Mathematical Statistics 465 Homework 01, Spring 2005 Due: February 10, 2005 at the start of class

TCGtS stands for The Cartoon Guide to Statistics .

  1. Collect a data set consisting of the weights (in pounds) and heights (in inches) of at least 50 people. Put each height/weight pair on a separate index card.
    1. Make a stem-and-leaf plot for the weights, and a stem-and-leaf plot for the weights.
    2. Find the mean, median, and quartiles for the heights and the weights.
    3. Find the inter-quartile range and the standard deviation for the heights and weights.
    4. Make box-and-whisker plots for the heights and for the weights.
    5. Make histograms for the heights and the weights.
    6. Make a scatter plot of your data. Put the heights on the horizontal axis and the weights on the vertical axis.
    7. Make a copy of your scatter plot and overlay the least squares regression line. What is the sum of the squared errors?
    8. Make a copy of your scatter plot and overlay the median-median line. What is the sum of the squared errors?
    9. Make a copy of the scatter plot and overlay the least squares quadratic function. What is the sum of the squared errors.

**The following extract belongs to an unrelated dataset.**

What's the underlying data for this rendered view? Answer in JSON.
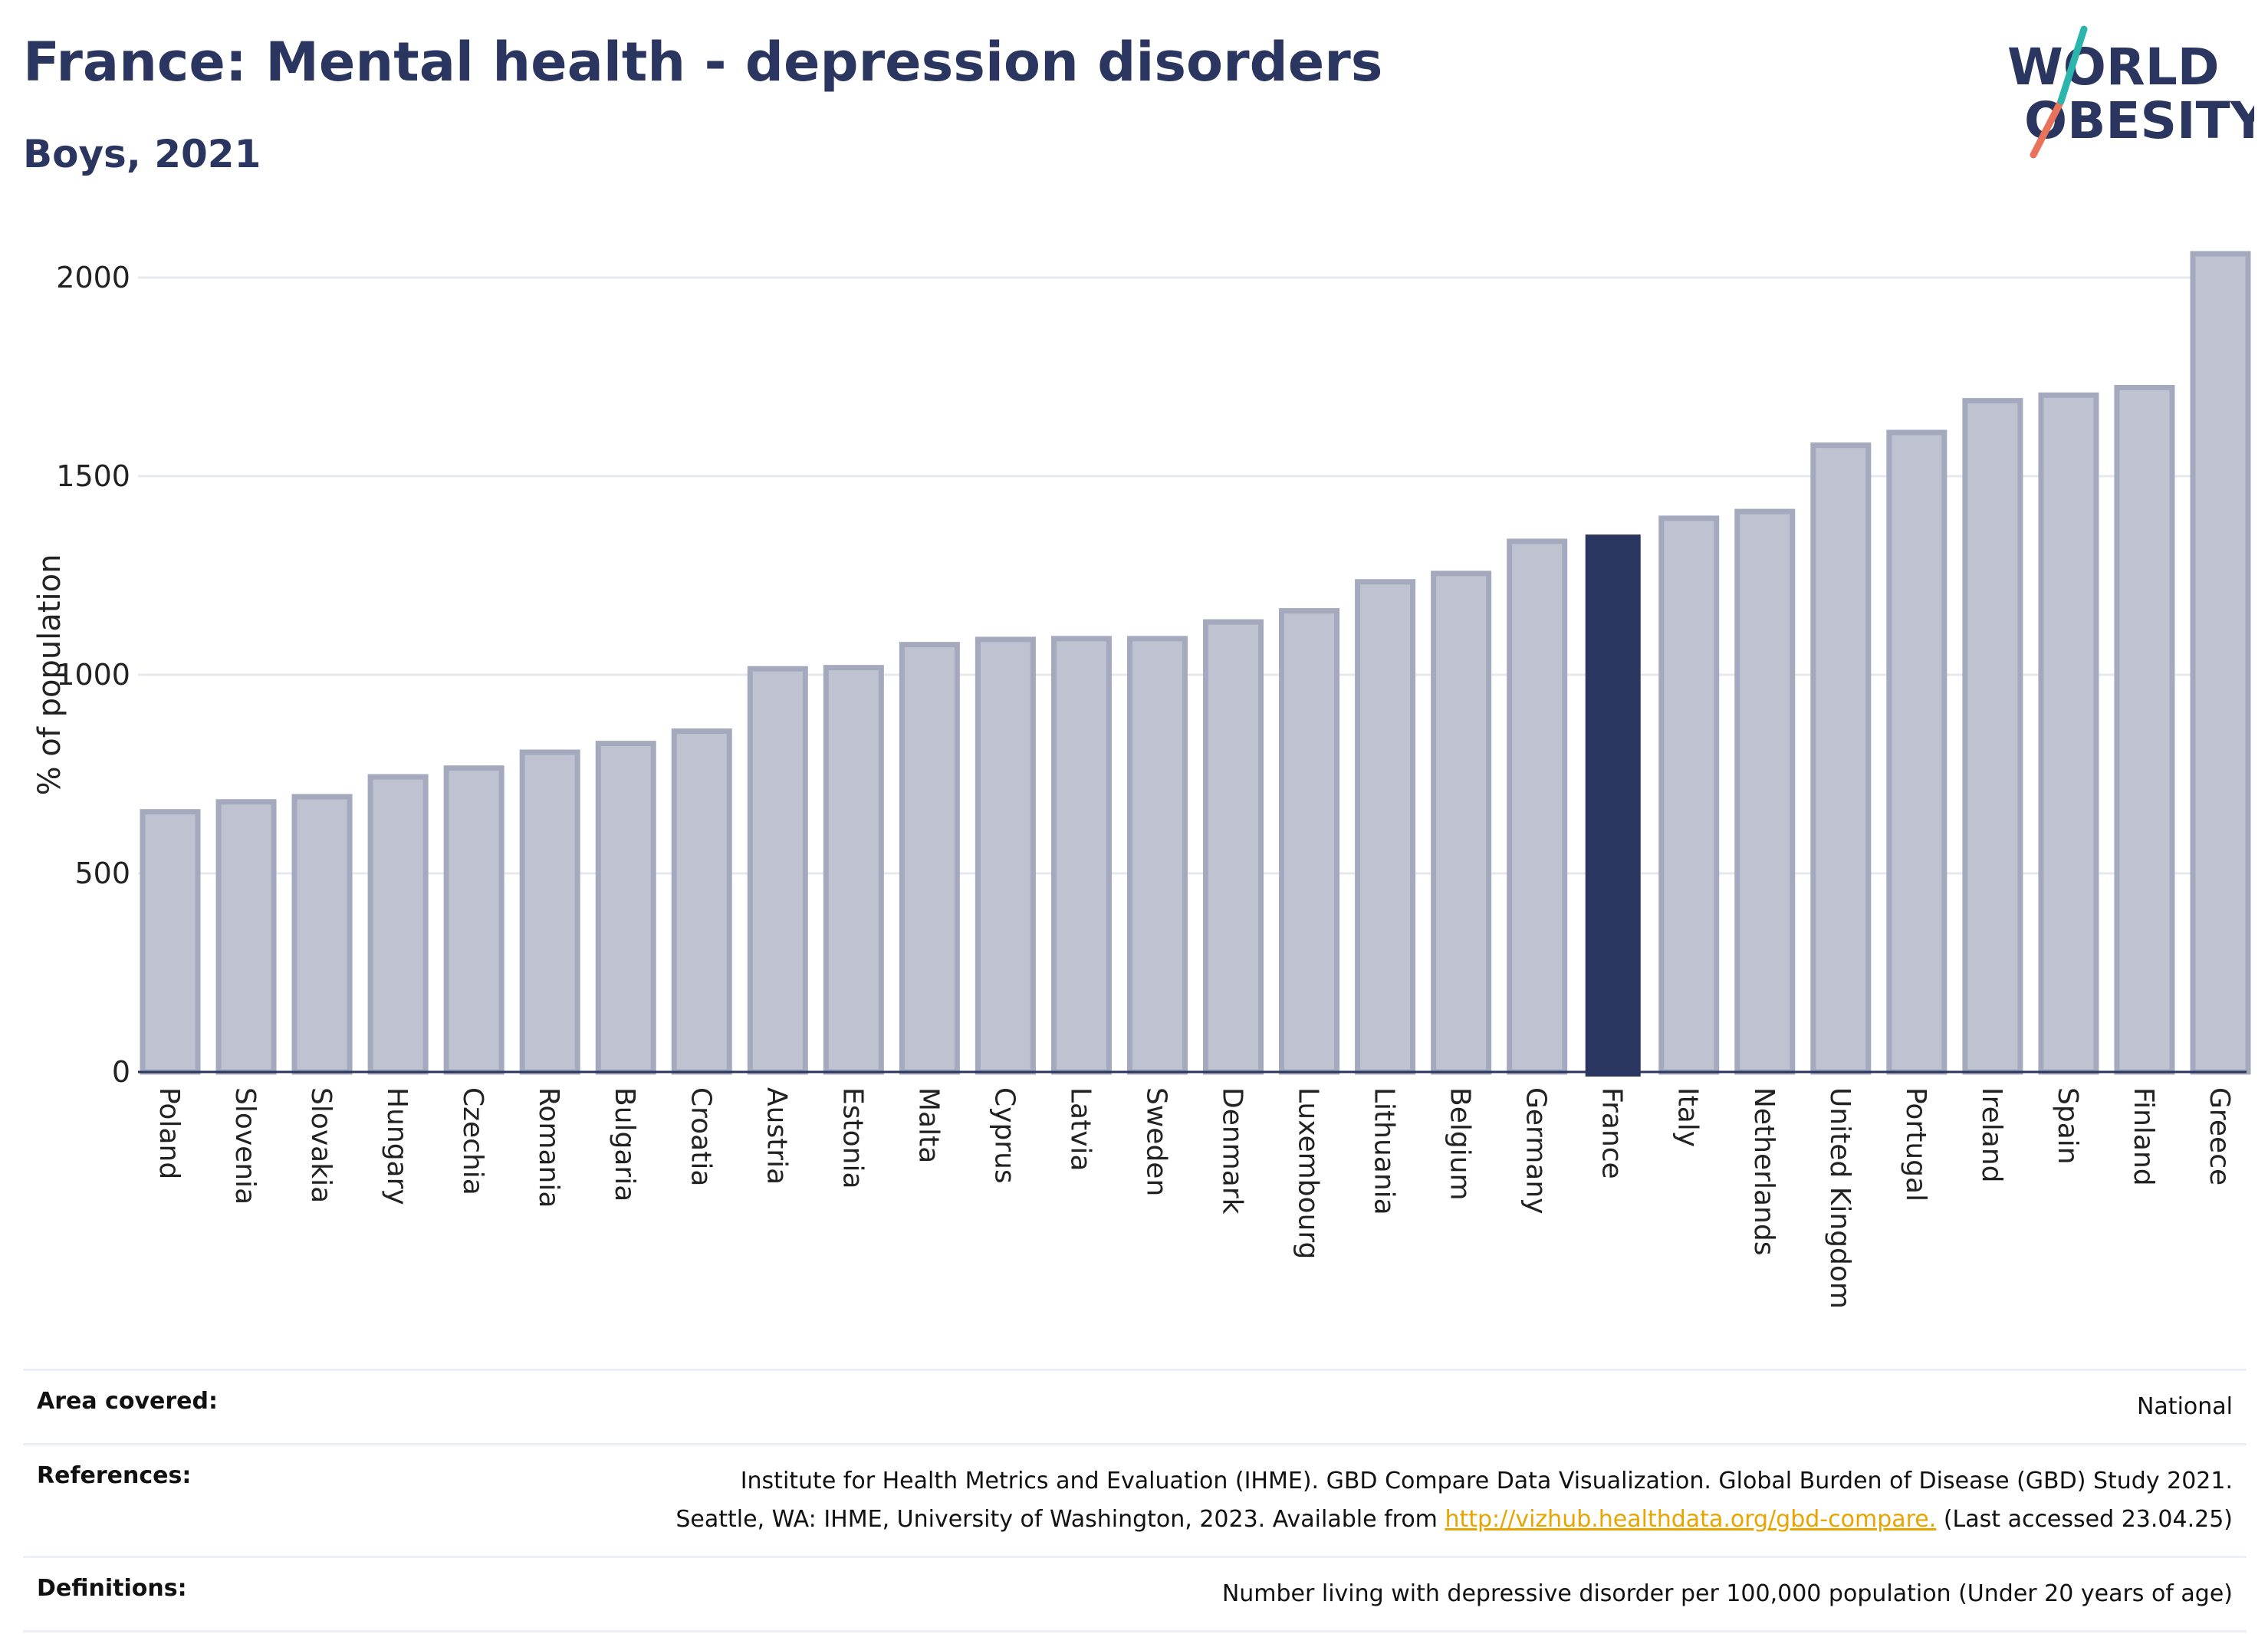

    10. Make a copy of the scatter plot and overlay the least squares cubic function. What is the sum of the squared errors.
    11. What differences do you notice in your squared errors among the four plots?
    12. What is the correlation coefficient for the height and the weight data you have collected?
    13. What do your results tell you about the following statement and its relationship to your data? Mass is proportional to volume, and for a sphere, volume is proportional to the cube of the diameter.
  2. What do you expect the histogram to look like for 100 rolls of a die? Now, roll a single die 100 times and record the outcomes. Give summary data and an histogram. What do you make of this?
  3. Get dice of two different colors, or at least a pair of dice where you can tell one from the other. (I will refer to them as red and green.) Roll this pair of dice 100 times, and record each outcome as an ordered pair, (Green, Red).
    1. If we were to make a histogram of the sum of the outcomes of each toss, what would you expect the histogram to look like? What is the relation to an addition table for the whole numbers from 1 to 6?
    2. Construct a histogram of these sums from your data, as well as summary statistics. How different are they? Propose a statistic that measures this difference and compute it.
    3. Construct a scatter plot of your ordered pairs. Compute lines of best fit both by least squares and by the median-median line method. How good are these fits? Compare the results with the height weight data. Explain any similarities and differences.
    4. What is the correlation coefficient for the results on the green and the red dice? Interpret this result.